A entrega de um pacote de propostas da Federação da Agricultura e Pecuária do Ceará (Faec) à Assembleia Legislativa do Estado do Ceará (Alece), marcada para esta segunda-feira (26), carrega um simbolismo que vai além do protocolo institucional. Ao receber o documento das mãos do presidente da Faec, Amílcar Silveira, o presidente da Alece, Romeu Aldigueri, consolida uma parceria política e institucional que coloca o agro no centro do debate sobre o desenvolvimento econômico do Estado.

O conjunto de propostas apresentado pela Faec dialoga diretamente com setores estratégicos da economia do interior cearense, como a fruticultura irrigada, a pecuária leiteira, a carcinicultura e a piscicultura. Mais do que defender cadeias produtivas específicas, a iniciativa propõe mudanças no ambiente de negócios do campo, com foco na redução da burocracia, no estímulo à formalização e no fortalecimento da segurança jurídica para quem produz.

A atuação de Amílcar Silveira revela uma leitura pragmática do cenário atual do agro cearense: não há crescimento sustentável sem liberdade para empreender e regras claras. Já Romeu Aldigueri, ao abrir espaço no Legislativo para esse diálogo, sinaliza que a Assembleia pode exercer papel decisivo na construção de políticas públicas voltadas ao desenvolvimento rural e à modernização do setor produtivo.

A convergência entre os dois presidentes também tem peso político.
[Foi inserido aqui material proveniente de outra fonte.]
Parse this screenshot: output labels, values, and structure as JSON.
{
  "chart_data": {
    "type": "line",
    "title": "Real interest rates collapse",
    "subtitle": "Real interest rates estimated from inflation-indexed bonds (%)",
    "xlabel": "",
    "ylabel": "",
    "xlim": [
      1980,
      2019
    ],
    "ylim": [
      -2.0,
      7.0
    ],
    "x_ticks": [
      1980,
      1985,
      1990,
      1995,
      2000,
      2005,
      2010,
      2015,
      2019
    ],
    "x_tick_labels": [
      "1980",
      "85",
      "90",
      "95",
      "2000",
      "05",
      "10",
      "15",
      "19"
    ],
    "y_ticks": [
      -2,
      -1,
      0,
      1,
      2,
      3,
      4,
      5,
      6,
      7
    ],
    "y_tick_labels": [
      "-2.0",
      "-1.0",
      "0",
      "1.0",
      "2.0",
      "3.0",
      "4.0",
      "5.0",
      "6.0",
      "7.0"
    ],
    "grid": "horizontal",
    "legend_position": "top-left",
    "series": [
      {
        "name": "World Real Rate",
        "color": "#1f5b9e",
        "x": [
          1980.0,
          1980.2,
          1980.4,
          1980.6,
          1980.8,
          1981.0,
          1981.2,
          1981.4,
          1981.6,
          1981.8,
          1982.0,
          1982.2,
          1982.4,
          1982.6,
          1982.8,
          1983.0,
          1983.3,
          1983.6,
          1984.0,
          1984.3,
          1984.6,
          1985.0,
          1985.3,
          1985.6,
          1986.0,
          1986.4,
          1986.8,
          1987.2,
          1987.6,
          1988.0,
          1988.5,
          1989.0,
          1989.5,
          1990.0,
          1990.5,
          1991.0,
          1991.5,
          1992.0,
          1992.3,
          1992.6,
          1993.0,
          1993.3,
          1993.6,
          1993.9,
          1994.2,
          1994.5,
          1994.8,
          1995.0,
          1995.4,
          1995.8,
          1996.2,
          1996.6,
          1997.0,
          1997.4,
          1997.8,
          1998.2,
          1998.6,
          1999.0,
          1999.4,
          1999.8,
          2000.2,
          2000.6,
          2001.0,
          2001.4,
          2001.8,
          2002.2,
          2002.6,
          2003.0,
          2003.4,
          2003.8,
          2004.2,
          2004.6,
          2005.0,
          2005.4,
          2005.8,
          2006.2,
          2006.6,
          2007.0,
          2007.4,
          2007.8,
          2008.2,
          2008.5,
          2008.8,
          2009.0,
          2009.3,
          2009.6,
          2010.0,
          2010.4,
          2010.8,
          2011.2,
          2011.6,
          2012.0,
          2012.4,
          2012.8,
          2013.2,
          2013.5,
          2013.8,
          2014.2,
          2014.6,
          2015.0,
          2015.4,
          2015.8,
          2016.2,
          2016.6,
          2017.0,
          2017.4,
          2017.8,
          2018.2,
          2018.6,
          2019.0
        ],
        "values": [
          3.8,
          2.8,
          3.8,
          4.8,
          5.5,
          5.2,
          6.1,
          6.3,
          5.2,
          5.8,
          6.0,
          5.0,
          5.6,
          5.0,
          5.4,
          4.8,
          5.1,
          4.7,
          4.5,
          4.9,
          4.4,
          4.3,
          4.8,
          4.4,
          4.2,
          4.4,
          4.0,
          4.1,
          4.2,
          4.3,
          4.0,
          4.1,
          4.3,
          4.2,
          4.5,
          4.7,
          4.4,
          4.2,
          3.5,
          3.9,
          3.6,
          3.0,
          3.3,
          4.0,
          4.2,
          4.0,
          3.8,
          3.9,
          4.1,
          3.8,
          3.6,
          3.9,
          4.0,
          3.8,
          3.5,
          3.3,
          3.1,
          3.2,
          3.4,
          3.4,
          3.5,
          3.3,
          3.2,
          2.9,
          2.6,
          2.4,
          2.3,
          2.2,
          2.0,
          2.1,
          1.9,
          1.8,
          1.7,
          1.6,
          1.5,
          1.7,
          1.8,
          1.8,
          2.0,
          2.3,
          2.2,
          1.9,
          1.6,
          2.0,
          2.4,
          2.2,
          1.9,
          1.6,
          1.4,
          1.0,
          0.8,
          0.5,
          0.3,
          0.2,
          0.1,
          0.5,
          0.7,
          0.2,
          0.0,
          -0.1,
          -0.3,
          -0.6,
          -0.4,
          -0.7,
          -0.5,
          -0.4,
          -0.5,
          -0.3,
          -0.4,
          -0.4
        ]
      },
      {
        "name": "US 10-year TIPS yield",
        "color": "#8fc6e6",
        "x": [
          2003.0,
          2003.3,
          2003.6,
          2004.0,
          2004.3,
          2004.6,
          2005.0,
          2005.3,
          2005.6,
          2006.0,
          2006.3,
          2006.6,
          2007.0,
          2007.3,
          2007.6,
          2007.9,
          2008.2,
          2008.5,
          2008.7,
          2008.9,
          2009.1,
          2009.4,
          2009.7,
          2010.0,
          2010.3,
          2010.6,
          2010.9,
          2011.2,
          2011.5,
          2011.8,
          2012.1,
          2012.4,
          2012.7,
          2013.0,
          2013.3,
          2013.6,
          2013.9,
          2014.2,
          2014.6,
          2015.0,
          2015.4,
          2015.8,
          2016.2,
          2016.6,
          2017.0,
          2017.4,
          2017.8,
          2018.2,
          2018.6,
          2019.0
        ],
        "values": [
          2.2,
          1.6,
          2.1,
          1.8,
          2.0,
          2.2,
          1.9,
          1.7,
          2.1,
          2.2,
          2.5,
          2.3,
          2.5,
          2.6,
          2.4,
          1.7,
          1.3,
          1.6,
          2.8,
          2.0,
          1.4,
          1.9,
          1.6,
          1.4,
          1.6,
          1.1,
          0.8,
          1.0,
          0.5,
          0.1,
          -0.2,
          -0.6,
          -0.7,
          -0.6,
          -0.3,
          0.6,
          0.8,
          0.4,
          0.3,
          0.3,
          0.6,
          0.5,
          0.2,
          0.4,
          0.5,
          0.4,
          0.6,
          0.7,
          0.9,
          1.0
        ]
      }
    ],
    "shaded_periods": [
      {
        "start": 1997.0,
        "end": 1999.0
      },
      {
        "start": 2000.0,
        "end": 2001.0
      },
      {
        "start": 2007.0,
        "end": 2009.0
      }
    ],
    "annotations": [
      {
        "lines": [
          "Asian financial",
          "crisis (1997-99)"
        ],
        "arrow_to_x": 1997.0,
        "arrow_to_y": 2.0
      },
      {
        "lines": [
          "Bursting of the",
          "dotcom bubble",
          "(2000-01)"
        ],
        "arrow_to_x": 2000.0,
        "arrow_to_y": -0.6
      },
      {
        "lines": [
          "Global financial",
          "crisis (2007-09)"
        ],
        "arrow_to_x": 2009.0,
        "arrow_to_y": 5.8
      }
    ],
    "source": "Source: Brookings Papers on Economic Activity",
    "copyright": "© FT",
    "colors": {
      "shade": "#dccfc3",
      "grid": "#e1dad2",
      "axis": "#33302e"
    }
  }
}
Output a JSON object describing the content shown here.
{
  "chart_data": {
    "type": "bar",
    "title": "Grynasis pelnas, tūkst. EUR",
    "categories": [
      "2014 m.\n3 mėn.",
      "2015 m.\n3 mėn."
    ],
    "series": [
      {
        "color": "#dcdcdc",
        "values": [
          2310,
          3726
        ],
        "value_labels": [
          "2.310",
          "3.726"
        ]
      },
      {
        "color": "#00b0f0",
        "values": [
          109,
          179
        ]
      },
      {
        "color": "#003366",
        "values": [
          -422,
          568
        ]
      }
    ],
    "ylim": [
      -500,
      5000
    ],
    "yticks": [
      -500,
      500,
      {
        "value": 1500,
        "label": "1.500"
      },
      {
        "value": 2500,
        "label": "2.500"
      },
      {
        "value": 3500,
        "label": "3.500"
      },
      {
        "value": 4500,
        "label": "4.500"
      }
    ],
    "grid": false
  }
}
Em um contexto marcado por disputas e polarizações, a aproximação indica um movimento objetivo, centrado na geração de emprego, renda e oportunidades no interior do Ceará. O agro deixa de ser tratado apenas como pauta setorial e passa a ocupar posição estratégica no debate sobre crescimento econômico.

O desafio agora será transformar o diálogo institucional em resultados concretos. Caso as propostas avancem no Parlamento, a parceria entre Romeu Aldigueri e Amílcar Silveira poderá representar um novo ciclo para o agro cearense. Do contrário, ficará restrita ao gesto político. Para quem vive e produz no campo, a expectativa é que o discurso se traduza em ação.